Other applications EMC is targeting for this product include data placement in support of information lifecycle management processes, performance optimization, dynamic reconfiguration, lease rollover and technology refresh operations.

EMC is writing these applications to support FAIS (Fabric Aware Interface Standard), a standard being developed by the ANSI/INCITS T11.5 task group. FAIS is a multi-vendor initiative, chaired by EMC, which aims to standardize the interface between storage applications and network devices.

Richard Mitchell, president of the Institute for Software Advancement and an independent trainer for storage networking exams, said he believes that network-based storage services will eventually prevail. "The array-based virtualization model locks you in to those vendors. It makes more sense to handle these services in the network as the network is the traffic cop," he said. If the array model was the correct approach, "EMC would surely do it that way," as it owns the high-end and the midrange markets, he added. That said, Mitchell stressed that the Storage Router is handling "very sophisticated stuff" and questioned how stable it will be in its first year.

Once an EMC buyer, always an EMC buyer?

Eli Shapiro, CEO of StoreAge Technologies Inc., a company that has been selling a similar product to the Storage Router for the past two years, questioned whether EMC will be "truly hardware agnostic," and argued that it will come down to users who will always buy from EMC versus those that are building heterogeneous environments. For the latter, a hardware independent company is the answer, he said.

Maranti Networks Inc.'s CoreStor intelligent switch is another competitor to EMC's router.
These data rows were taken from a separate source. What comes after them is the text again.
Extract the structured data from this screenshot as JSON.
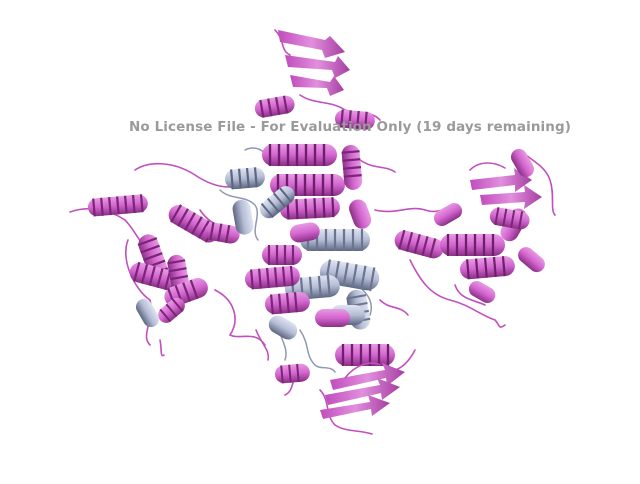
{
  "watermark": {
    "text": "No License File - For Evaluation Only (19 days remaining)",
    "color": "#9a9a9a"
  },
  "scene": {
    "background": "#ffffff",
    "chain_colors": {
      "chain_a": "#d96ad4",
      "chain_a_dark": "#8a2f86",
      "chain_b": "#b9c2dc",
      "chain_b_dark": "#59627a"
    }
  }
}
It is architected to provide the I/O redirection and meta data management in a single processor. EMC spokespeople argued that this architecture burdens the processor with management functions when its primary job is to handle I/O.

Au contraire

"You want these functions in a single processor for scalability," countered a Maranti spokesman. He said EMC's offering is limited to the distance of a single data center because of the connectivity needed between its control path processor and the switch.

It would seem that even among the network-based approaches to virtualization, there's no one way to skin the cat.

Ross Pincus, manager of midrange operations at SunGard Availability Services and a major EMC user, said that it will be "a long time" before he trusts the network model for providing storage services. SunGard provides disaster recovery services and runs hundreds of different operations for its customers. "We keep each SAN for each customer physically isolated, as we can't risk one seeing another's data," he said. Pincus is looking at the HDS TagmaStore for virtualization.